DICE: Discrete Inversion Enabling Controllable Editing for Multinomial Diffusion and Masked Generative Models
Xiaoxiao He, Quan Dao, Ligong Han, Song Wen, Minhao Bai, Di Liu, Han Zhang, Martin Renqiang Min, Felix Juefei-Xu, Chaowei Tan, Bo Liu, Kang Li, Hongdong Li, Junzhou Huang, Faez Ahmed, Akash Srivastava, Dimitris Metaxas
TL;DR
DICE introduces a novel inversion framework for discrete diffusion models, enabling precise reconstruction and controllable editing by recording reverse-path residuals in multinomial diffusion and masked generative models. It avoids dependence on predefined masks or attention manipulation and demonstrates high data fidelity and versatile editing in both image and text domains, including transforming RoBERTa into a generative editor. The method leverages latent residuals and tunable noise-injection strategies (tau, lambda1, lambda2) to balance reconstruction quality and edit strength, validated across Paella, VQ-Diffusion, RoBERTa, and LLaDA with comprehensive quantitative and qualitative results.
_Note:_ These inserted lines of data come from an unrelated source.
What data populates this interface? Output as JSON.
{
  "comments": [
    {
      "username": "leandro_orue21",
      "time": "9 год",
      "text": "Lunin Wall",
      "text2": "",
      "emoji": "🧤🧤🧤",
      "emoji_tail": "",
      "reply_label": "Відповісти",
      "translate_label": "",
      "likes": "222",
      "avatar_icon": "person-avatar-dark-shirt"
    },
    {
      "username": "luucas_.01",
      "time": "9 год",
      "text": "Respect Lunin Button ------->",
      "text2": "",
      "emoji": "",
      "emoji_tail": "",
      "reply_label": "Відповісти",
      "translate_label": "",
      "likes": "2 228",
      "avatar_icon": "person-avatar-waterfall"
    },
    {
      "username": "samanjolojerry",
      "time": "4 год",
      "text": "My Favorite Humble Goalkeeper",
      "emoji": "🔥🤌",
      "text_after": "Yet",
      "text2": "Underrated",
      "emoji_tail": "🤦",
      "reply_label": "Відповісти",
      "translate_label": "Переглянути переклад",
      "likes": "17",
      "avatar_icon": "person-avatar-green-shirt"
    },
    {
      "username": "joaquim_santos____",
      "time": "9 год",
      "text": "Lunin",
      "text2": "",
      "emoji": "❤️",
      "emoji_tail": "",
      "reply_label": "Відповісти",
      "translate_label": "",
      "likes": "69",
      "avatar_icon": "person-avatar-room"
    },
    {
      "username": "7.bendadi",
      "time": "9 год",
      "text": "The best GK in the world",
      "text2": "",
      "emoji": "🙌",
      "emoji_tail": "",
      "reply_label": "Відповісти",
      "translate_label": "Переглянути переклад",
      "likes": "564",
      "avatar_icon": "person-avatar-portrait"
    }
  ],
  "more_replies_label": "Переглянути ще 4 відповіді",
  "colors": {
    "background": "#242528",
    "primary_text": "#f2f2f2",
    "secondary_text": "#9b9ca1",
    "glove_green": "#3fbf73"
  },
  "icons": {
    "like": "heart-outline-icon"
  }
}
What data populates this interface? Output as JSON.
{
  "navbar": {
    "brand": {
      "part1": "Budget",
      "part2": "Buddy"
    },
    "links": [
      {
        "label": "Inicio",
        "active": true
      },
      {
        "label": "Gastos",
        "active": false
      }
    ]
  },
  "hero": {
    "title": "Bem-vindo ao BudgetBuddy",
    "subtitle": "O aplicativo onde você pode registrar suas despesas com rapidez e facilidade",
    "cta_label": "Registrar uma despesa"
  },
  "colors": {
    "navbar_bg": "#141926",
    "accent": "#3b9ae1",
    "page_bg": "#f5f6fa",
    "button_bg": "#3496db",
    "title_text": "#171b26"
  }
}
This work broadens the applicability of discrete diffusion models to fine-grained content manipulation in discrete spaces, with practical implications for controlled editing in vision and language tasks.
Abstract
Discrete diffusion models have achieved success in tasks like image generation and masked language modeling but face limitations in controlled content editing. We introduce DICE (Discrete Inversion for Controllable Editing), the first approach to enable precise inversion for discrete diffusion models, including multinomial diffusion and masked generative models. By recording noise sequences and masking patterns during the reverse diffusion process, DICE enables accurate reconstruction and flexible editing of discrete data without the need for predefined masks or attention manipulation. We demonstrate the effectiveness of DICE across both image and text domains, evaluating it on models such as VQ-Diffusion, Paella, and RoBERTa. Our results show that DICE preserves high data fidelity while enhancing editing capabilities, offering new opportunities for fine-grained content manipulation in discrete spaces.